Movement and a bullet crack.
Valentine’s reflexes moved ahead of his regrets.
The camp exploded into noise and motion, like a tray of ice cubes dumped into a fryer.
He knocked Sunday flat.
No rhyme or reason to the rest. The fat was in the fire and he had to move or burn. A hand near him reached for a chest holster to his right and he swung his sword and struck down in a sweeping blow. A shotgun came up and he jumped as it went off, spraying buckshot into the men behind him, turning one’s cheek into red mist and white bone. A poacher put a banana-clipped assault rifle to his shoulder, and then his hair lifted as though an invisible brush had passed through it, and he went down, a thoughtful look on his face as he toppled.
Valentine rolled free, dropping his sword and reaching for the little submachine gun he’d carried across Kentucky twice as he ran out of the firelight. With a shake, the wire-frame folding stock snapped into place and he put it to his shoulder.
A bullet whizzed past, beating him into the night.
The poachers had pitched their tents in a little cluster, and he moved through them. A shaggy back with a bandolier—he planted a triangle of bullets in it between the shoulder blades, moving all the while, zigzagging like a man practicing the fox-trot in triple time.
Tent canvas erupted and Valentine felt hot buckshot pass just ahead.
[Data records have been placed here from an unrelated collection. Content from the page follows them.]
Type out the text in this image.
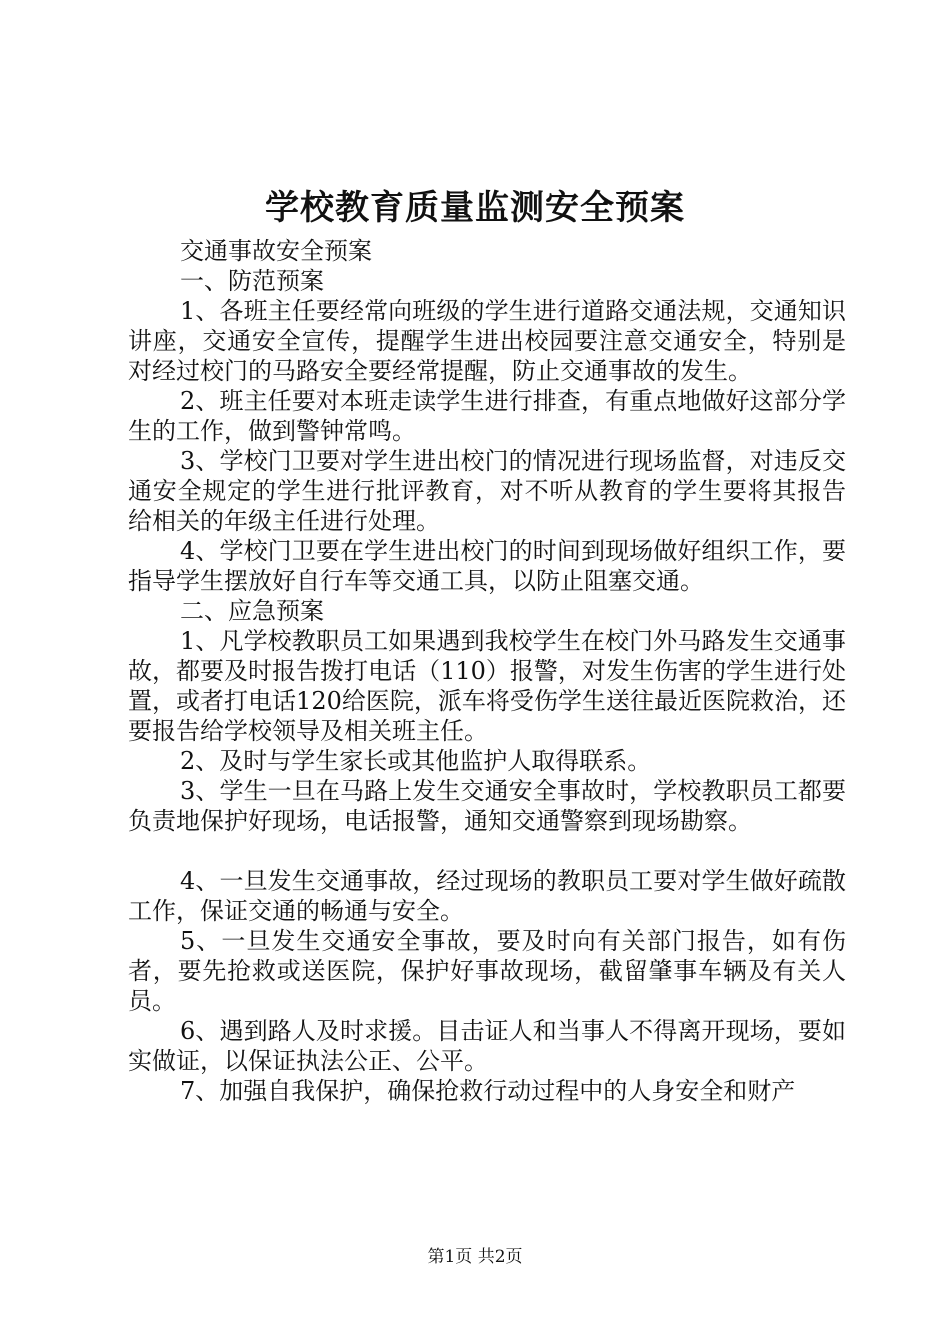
学校教育质量监测安全预案

交通事故安全预案

一、防范预案

1、各班主任要经常向班级的学生进行道路交通法规，交通知识讲座，交通安全宣传，提醒学生进出校园要注意交通安全，特别是对经过校门的马路安全要经常提醒，防止交通事故的发生。

2、班主任要对本班走读学生进行排查，有重点地做好这部分学生的工作，做到警钟常鸣。

3、学校门卫要对学生进出校门的情况进行现场监督，对违反交通安全规定的学生进行批评教育，对不听从教育的学生要将其报告给相关的年级主任进行处理。

4、学校门卫要在学生进出校门的时间到现场做好组织工作，要指导学生摆放好自行车等交通工具，以防止阻塞交通。

二、应急预案

1、凡学校教职员工如果遇到我校学生在校门外马路发生交通事故，都要及时报告拨打电话（110）报警，对发生伤害的学生进行处置，或者打电话120给医院，派车将受伤学生送往最近医院救治，还要报告给学校领导及相关班主任。

2、及时与学生家长或其他监护人取得联系。

3、学生一旦在马路上发生交通安全事故时，学校教职员工都要负责地保护好现场，电话报警，通知交通警察到现场勘察。

4、一旦发生交通事故，经过现场的教职员工要对学生做好疏散工作，保证交通的畅通与安全。

5、一旦发生交通安全事故，要及时向有关部门报告，如有伤者，要先抢救或送医院，保护好事故现场，截留肇事车辆及有关人员。

6、遇到路人及时求援。目击证人和当事人不得离开现场，要如实做证，以保证执法公正、公平。

7、加强自我保护，确保抢救行动过程中的人身安全和财产

第1页 共2页
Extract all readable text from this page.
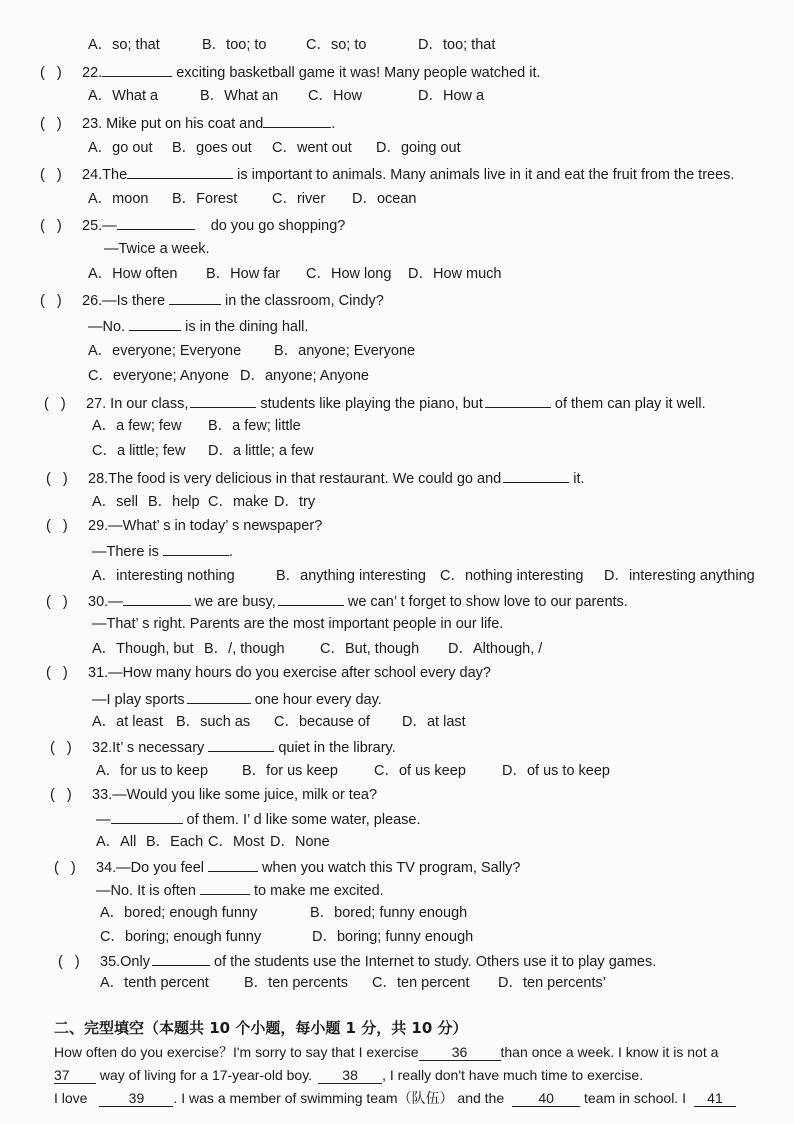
A．so; that	B．too; to	C．so; to	D．too; that
(   ) 22.	exciting basketball game it was! Many people watched it.
A．What a	B．What an C．How	D．How a
(   ) 23. Mike put on his coat and	.
A．go out B．goes out C．went out D．going out
(   ) 24.The	is important to animals. Many animals live in it and eat the fruit from the trees.
A．moon B．Forest C．river D．ocean
(   ) 25.—	do you go shopping?
—Twice a week.
A．How often B．How far C．How long D．How much
(   ) 26.—Is there	in the classroom, Cindy?
—No.	is in the dining hall.
A．everyone; Everyone B．anyone; Everyone
C．everyone; Anyone D．anyone; Anyone
(   ) 27. In our class,	students like playing the piano, but	of them can play it well.
A．a few; few B．a few; little
C．a little; few D．a little; a few
(   ) 28.The food is very delicious in that restaurant. We could go and	it.
A．sell B．help C．make D．try
(   ) 29.—What’ s in today’ s newspaper?
—There is	.
A．interesting nothing	B．anything interesting C．nothing interesting D．interesting anything
(   ) 30.—	we are busy,	we can’ t forget to show love to our parents.
—That’ s right. Parents are the most important people in our life.
A．Though, but B．/, though C．But, though D．Although, /
(   ) 31.—How many hours do you exercise after school every day?
—I play sports	one hour every day.
A．at least B．such as C．because of D．at last
(   ) 32.It’ s necessary	quiet in the library.
A．for us to keep B．for us keep C．of us keep D．of us to keep
(   ) 33.—Would you like some juice, milk or tea?
—	of them. I’ d like some water, please.
A．All B．Each C．Most D．None
(   ) 34.—Do you feel	when you watch this TV program, Sally?
—No. It is often	to make me excited.
A．bored; enough funny	B．bored; funny enough
C．boring; enough funny	D．boring; funny enough
(   ) 35.Only	of the students use the Internet to study. Others use it to play games.
A．tenth percent B．ten percents C．ten percent D．ten percents’
二、完型填空（本题共 10 个小题，每小题 1 分，共 10 分）
How often do you exercise？I'm sorry to say that I exercise 36 than once a week. I know it is not a
37 way of living for a 17-year-old boy. 38 , I really don't have much time to exercise.
I love	39 . I was a member of swimming team（队伍） and the 40 team in school. I 41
Move—shoot, stop, and reload. Move—shoot, shoot; move—shoot, stop, and reload.
Blitty Easy’s Crew was shooting at anything that moved, and Valentine was only one of several figures running through the night.
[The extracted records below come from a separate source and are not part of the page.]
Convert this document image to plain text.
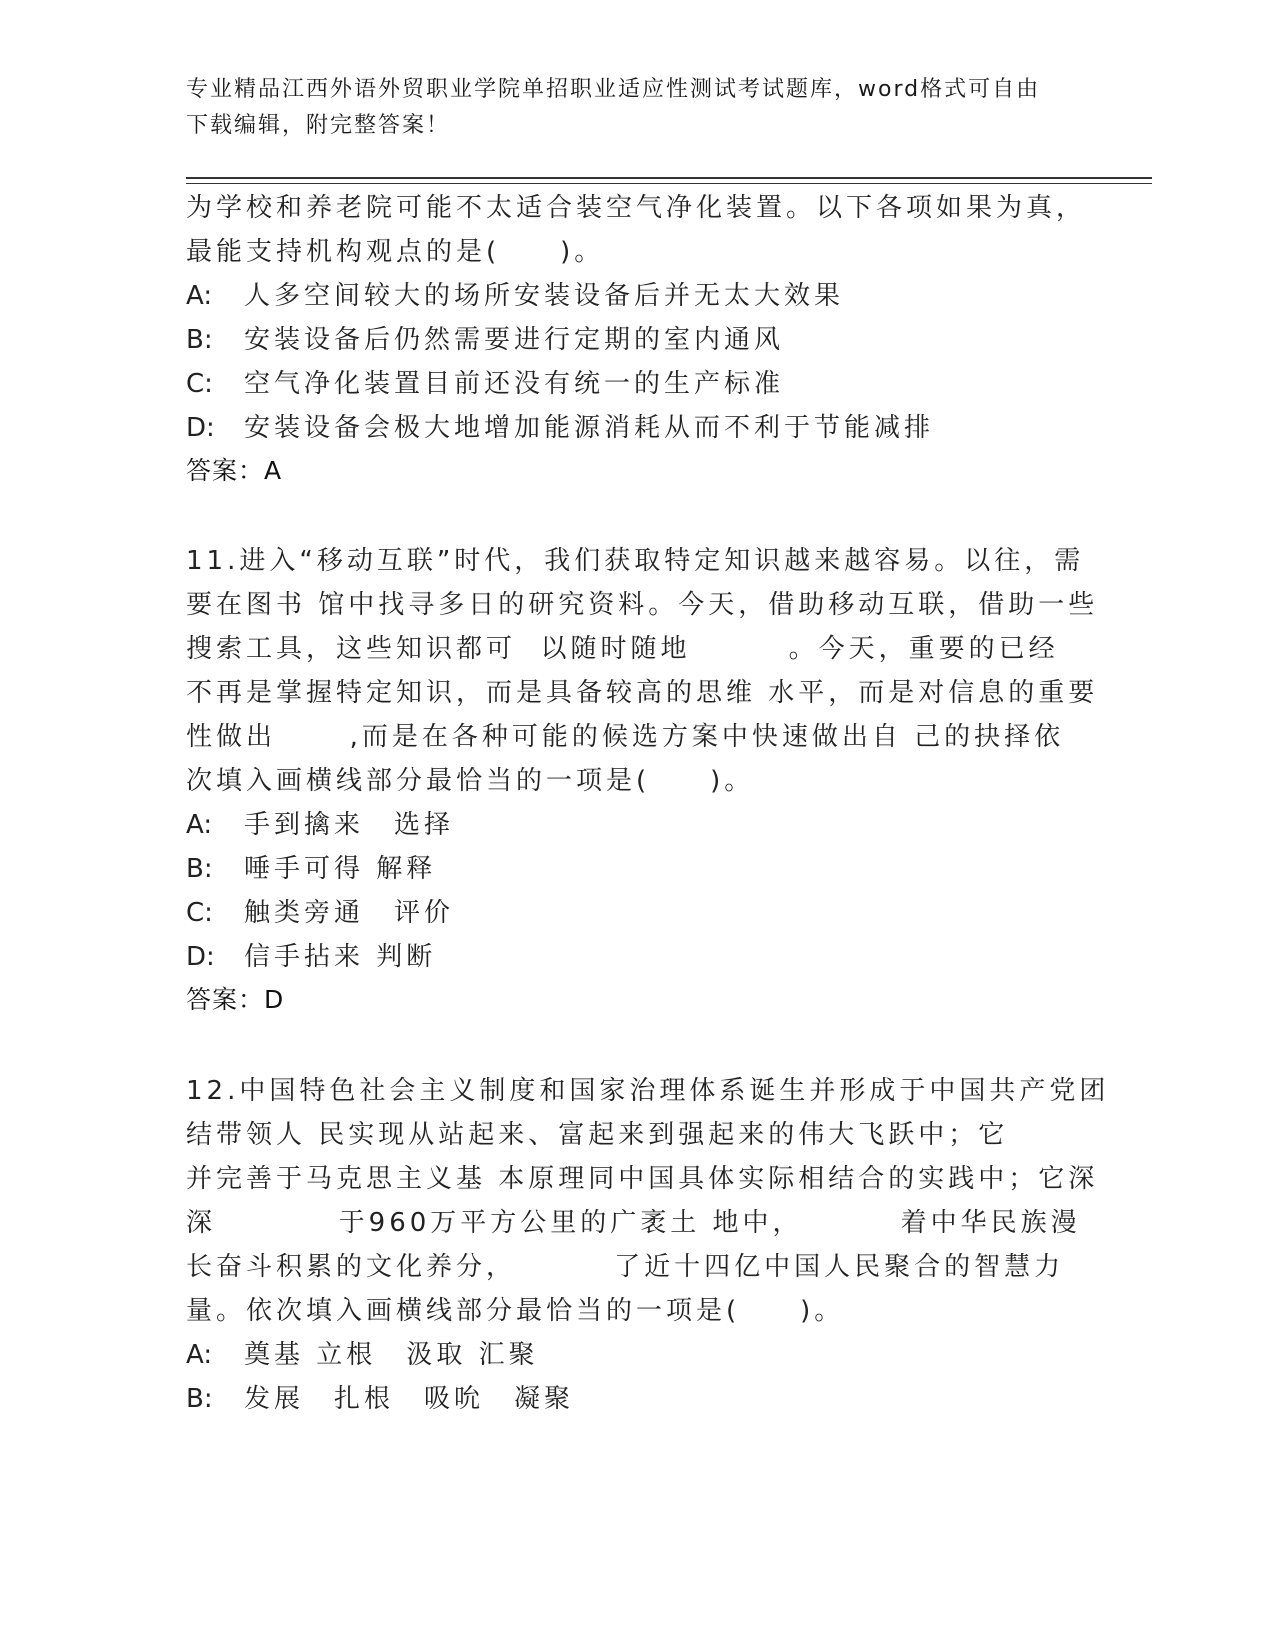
专业精品江西外语外贸职业学院单招职业适应性测试考试题库，word格式可自由
下载编辑，附完整答案！
为学校和养老院可能不太适合装空气净化装置。以下各项如果为真，
最能支持机构观点的是(　　)。
A: 人多空间较大的场所安装设备后并无太大效果
B: 安装设备后仍然需要进行定期的室内通风
C: 空气净化装置目前还没有统一的生产标准
D: 安装设备会极大地增加能源消耗从而不利于节能减排
答案：A
11.进入“移动互联”时代，我们获取特定知识越来越容易。以往，需
要在图书 馆中找寻多日的研究资料。今天，借助移动互联，借助一些
搜索工具，这些知识都可  以随时随地        。今天，重要的已经
不再是掌握特定知识，而是具备较高的思维 水平，而是对信息的重要
性做出      ,而是在各种可能的候选方案中快速做出自 己的抉择依
次填入画横线部分最恰当的一项是(　　)。
A: 手到擒来　选择
B: 唾手可得 解释
C: 触类旁通　评价
D: 信手拈来 判断
答案：D
12.中国特色社会主义制度和国家治理体系诞生并形成于中国共产党团
结带领人 民实现从站起来、富起来到强起来的伟大飞跃中；它
并完善于马克思主义基 本原理同中国具体实际相结合的实践中；它深
深          于960万平方公里的广袤土 地中，        着中华民族漫
长奋斗积累的文化养分，        了近十四亿中国人民聚合的智慧力
量。依次填入画横线部分最恰当的一项是(　　)。
A: 奠基 立根　汲取 汇聚
B: 发展　扎根　吸吮　凝聚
Turned out the twelve and then some could be taken without too much of a risk.
These weren’t soldiers; they were brigands, used to preying on the weak. They popped their heads up like startled turkeys to see where the reports of the sniper fire came from and received a bullet from Dorian’s rifle. Pairs of men moved together instead of covering each other—Valentine cut two down as they ran together toward the machine gun pointed impotently at the sky.
Valentine saw a figure with long hair running, dragging a child. Please, Dorian, don’t get carried away.
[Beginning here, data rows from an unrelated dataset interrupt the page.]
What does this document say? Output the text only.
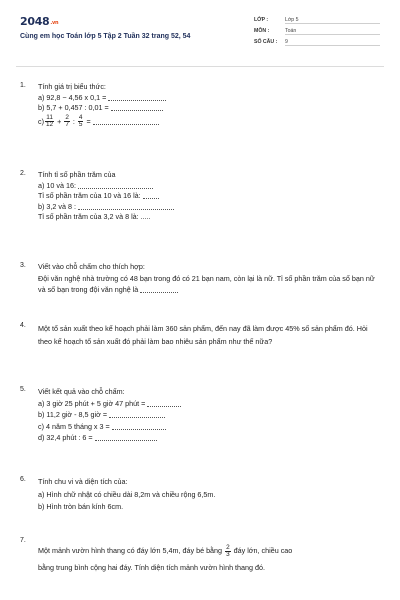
2048.vn
Cùng em học Toán lớp 5 Tập 2 Tuần 32 trang 52, 54
LỚP :	Lớp 5
MÔN :	Toán
SỐ CÂU : 9
1. Tính giá trị biểu thức:
a) 92,8 − 4,56 x 0,1 =
b) 5,7 + 0,457 : 0,01 =
$c) \frac{11}{12} + \frac{2}{7}$ : $\frac{4}{5}$ =
2. Tính tỉ số phần trăm của
a) 10 và 16:
Tỉ số phần trăm của 10 và 16 là:
b) 3,2 và 8 :
Tỉ số phần trăm của 3,2 và 8 là: .....
3. Viết vào chỗ chấm cho thích hợp:
Đội văn nghệ nhà trường có 48 bạn trong đó có 21 bạn nam, còn lại là nữ. Tỉ số phần trăm của số bạn nữ và số bạn trong đội văn nghệ là
4. Một tổ sản xuất theo kế hoạch phải làm 360 sản phẩm, đến nay đã làm được 45% số sản phẩm đó. Hỏi theo kế hoạch tổ sản xuất đó phải làm bao nhiêu sản phẩm như thế nữa?
5. Viết kết quả vào chỗ chấm:
a) 3 giờ 25 phút + 5 giờ 47 phút =
b) 11,2 giờ - 8,5 giờ =
c) 4 năm 5 tháng x 3 =
d) 32,4 phút : 6 =
6. Tính chu vi và diện tích của:
a) Hình chữ nhật có chiều dài 8,2m và chiều rộng 6,5m.
b) Hình tròn bán kính 6cm.
7.
Một mảnh vườn hình thang có đáy lớn 5,4m, đáy bé bằng $\frac{2}{3}$ đáy lớn, chiều cao
bằng trung bình cộng hai đáy. Tính diện tích mảnh vườn hình thang đó.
There was only one headhunter Valentine wanted to be sure of. He wasn’t that hard to find; he made noise like an elephant as he ran through the Kentucky briars and brambles.
Thick legs pumping like pistons, Easy made wide-spaced tracks for timber.
A brown-coated figure rose from the brush as he swept past. She executed a neat thrust under his shoulder blades.
The fleeing figure didn’t seem to notice the quick poke. Blitty Easy pounded out three more steps and then pitched forward with a crash.
Duvalier kicked the corpse and then waded through the brush to Valentine, sniffing the beaver hat suspiciously as she passed.
“That was a good piece of killing,” Duvalier said, wearing that old fierce grin that made Valentine wonder about her sanity. She lifted a coattail on one of the bodies and wiped off her sword.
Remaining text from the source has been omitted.